Even for those of us who don’t have grad. school senioritis, procrastination is almost definitely a recurring issue. I’ve noticed that even the people who always seem to be ahead of the game have motivation/procrastination problems at least once a month or so (you can tell so easily by Facebook status updates!). Since there is less and less imposed structure as you go higher and higher up the academic ladder, this is pretty understandable. In fact, even on grad. share, the theme that recurs most often in the advice section seems to be procrastination. There are different incarnations of the “I need to stay motivated and stop putting off work” question. Some deal specifically with paper writing, for example. Others deal with research, or how to say no to hanging out with friends without losing your whole social network.
The advice gradshare members give varies widely not only from question to question, but from person to person. Most of the advice is, I think, very good. As long as you keep in mind that not every tactic works the same way for every person. For example, I had a friend who recommended writing in 45 minute increments, then taking a scheduled 15 minute break, and then going back to writing. This is supposed to increase productivity. A gradshare member recommended a similar strategy, only working in blocks of 25 minutes with 10 minute breaks in between. I know a lot of people who have said this strategy was a wonderful revelation. It does not work for me. I know that it takes me approximately as many hours as I have pages to write when I have a paper. But when I sit down to write it, I can’t micromanage. I need to let myself go to Facebook when I feel like going to Facebook. I need to write when I have a burst of energy or a sudden epiphany. Sometimes that means I’ll write for an hour straight, and sometimes that means I’ll “waste time” for an hour straight. But that’s what I’ve realized works for me.
Same deal with turning off all forms of communication to the outside world. Many gradshare users recommend, especially for those of us who have trouble saying no to friends, turning off cell phone, email, etc. whenever you need to get work done. I, on the other hand, start going stir crazy if I don’t feel like someone else is out there. Sometimes at 4am when I am still working and I feel that I’m the only one awake in the whole world, I open up iChat or AIM. Sometimes I don’t even IM anyone. But just seeing that there are other people signed on and (potentially) awake allows me to concentrate on my work rather than on my (real or imagined) isolation.
The thing I have found most helpful, and something many gradshare users also recommend, is getting into a routine. This is the thing that has most helped me find a balance between work and play. For example, though there are sometimes exception, I have made it a rule not to work on whatever “my Friday” happens to be (this semester my Friday is Wednesday evening). Instead, I relax. My roommates and I have set aside Wednesday nights as time we share.
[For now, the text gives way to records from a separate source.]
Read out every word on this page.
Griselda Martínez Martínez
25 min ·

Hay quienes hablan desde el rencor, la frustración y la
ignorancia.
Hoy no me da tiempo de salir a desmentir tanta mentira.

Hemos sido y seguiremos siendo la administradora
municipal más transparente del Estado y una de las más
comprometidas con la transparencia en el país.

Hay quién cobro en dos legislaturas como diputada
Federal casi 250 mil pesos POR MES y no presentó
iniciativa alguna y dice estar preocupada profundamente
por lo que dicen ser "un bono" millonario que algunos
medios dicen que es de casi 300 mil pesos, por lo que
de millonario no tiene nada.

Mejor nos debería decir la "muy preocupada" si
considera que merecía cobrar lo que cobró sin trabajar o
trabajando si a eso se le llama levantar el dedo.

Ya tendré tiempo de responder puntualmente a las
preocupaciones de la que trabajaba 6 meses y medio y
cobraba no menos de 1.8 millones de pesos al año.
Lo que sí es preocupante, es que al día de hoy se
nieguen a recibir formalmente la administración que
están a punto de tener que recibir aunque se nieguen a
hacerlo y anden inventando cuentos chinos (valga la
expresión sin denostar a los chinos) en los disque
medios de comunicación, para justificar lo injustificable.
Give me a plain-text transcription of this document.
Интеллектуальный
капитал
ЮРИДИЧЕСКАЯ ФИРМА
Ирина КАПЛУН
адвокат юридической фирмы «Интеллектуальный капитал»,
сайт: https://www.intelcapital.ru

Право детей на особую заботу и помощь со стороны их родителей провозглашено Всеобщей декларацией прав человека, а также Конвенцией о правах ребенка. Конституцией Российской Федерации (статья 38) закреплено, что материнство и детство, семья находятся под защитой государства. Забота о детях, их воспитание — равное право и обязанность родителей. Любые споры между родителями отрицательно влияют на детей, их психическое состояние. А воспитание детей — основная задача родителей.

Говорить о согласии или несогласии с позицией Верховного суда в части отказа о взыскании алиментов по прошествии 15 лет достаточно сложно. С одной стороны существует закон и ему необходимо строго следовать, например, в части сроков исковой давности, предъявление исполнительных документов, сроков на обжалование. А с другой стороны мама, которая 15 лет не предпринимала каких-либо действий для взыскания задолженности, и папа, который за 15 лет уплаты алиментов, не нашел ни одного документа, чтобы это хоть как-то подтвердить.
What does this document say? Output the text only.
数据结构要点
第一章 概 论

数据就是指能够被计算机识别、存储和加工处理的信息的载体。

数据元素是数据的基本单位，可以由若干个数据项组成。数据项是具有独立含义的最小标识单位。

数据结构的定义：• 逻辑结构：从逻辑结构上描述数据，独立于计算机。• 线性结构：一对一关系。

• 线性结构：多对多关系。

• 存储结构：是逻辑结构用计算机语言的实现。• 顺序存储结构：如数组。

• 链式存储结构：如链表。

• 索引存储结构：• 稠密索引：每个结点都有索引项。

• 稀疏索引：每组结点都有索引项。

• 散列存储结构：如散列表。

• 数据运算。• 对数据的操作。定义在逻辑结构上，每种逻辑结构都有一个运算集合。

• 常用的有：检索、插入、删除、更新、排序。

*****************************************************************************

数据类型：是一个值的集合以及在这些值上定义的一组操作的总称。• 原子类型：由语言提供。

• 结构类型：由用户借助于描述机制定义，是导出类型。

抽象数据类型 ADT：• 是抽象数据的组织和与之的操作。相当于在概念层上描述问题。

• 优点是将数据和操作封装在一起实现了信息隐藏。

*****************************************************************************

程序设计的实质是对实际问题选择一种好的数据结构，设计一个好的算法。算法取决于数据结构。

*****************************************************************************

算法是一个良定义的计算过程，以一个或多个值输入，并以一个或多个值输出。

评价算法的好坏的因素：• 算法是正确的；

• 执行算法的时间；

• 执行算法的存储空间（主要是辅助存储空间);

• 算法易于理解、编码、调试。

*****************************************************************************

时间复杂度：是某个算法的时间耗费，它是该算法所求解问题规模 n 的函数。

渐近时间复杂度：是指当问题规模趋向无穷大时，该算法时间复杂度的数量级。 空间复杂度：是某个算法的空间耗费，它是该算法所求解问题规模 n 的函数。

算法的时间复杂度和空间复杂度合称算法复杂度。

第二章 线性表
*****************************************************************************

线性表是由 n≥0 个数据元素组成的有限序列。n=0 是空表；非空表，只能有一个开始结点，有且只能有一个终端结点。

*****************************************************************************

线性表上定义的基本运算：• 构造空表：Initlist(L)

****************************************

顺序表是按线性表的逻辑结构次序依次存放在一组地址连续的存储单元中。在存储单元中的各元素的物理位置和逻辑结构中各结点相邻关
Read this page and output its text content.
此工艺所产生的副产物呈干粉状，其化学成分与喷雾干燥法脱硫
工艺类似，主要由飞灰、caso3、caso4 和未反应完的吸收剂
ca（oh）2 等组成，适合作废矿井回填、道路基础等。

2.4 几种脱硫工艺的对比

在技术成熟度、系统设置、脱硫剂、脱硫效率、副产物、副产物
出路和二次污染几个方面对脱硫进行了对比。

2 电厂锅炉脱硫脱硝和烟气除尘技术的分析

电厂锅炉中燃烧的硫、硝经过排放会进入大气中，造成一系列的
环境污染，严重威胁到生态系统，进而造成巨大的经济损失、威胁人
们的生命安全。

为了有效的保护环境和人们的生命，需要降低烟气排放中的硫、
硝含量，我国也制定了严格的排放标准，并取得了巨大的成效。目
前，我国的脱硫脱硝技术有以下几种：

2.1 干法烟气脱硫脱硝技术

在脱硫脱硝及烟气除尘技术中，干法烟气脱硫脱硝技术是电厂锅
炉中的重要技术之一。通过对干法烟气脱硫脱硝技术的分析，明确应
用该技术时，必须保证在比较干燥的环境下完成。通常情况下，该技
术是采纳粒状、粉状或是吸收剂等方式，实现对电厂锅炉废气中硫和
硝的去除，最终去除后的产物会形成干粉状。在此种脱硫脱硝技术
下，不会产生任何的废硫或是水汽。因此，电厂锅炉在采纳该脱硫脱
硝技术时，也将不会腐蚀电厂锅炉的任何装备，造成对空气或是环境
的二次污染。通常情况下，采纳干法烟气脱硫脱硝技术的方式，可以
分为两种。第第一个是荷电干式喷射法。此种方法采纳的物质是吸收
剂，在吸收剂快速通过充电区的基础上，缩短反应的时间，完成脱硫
During most of the week, they only see me leaving my room (what we’ve deemed my “hobbit hole” or “cave” for food. But Wednesdays are Battlestar Galactica nights (and dinners that begin with the letter B, like Breakfast or Burritos). So routine is good in my book.
But something gradshare users don’t mention, but that many grad. students nevertheless use as a motivation tool, is the energy drink. Whatever their drink of choice may be (maybe they want Red Bull to give them wings so they’ll fly through their work, or maybe they’ll pick up some Five Hour energy at their supermarket’s checkout counter in the hopes of avoiding that “two o’clock feeling”), most people have tried an energy drink. (Personally, I like tea. And sleeping a crazy amount of hours on my first weekend day. And then dealing with being exhausted the rest of the time. But I’m pretty picky, and I don’t think any energy drink I’ve sipped has tasted good enough for a full can/bottle. I don’t even like the taste of coffee!) So what are the pros and cons of this back-up plan? A lot of people site the crash that happens after you lose the initial kick, though some companies claim their product has no crash factor. But what about how to deal when your back-up plan is no longer a back up plan? Coffee every day is a pretty standard addiction, but what about coffee every morning and a boost of energy every afternoon? How many kicks does a grad. student need?
Is there any way around this problem? Are graduate students, or even students in general, or even adults in general, doomed to either perpetual exhaustion or caffeine/taurine/etc, addictions? Is there an energy drink that’s good for you? For example, recently there was a study that said having some coffee every day might actually be helpful in preventing Alzheimer’s and memory loss. Though there may not be scientific evidence, is there an energy drink that might be more helpful than harmful? Are there any other motivation/anti-procrastination tactics most people haven’t tried that they should?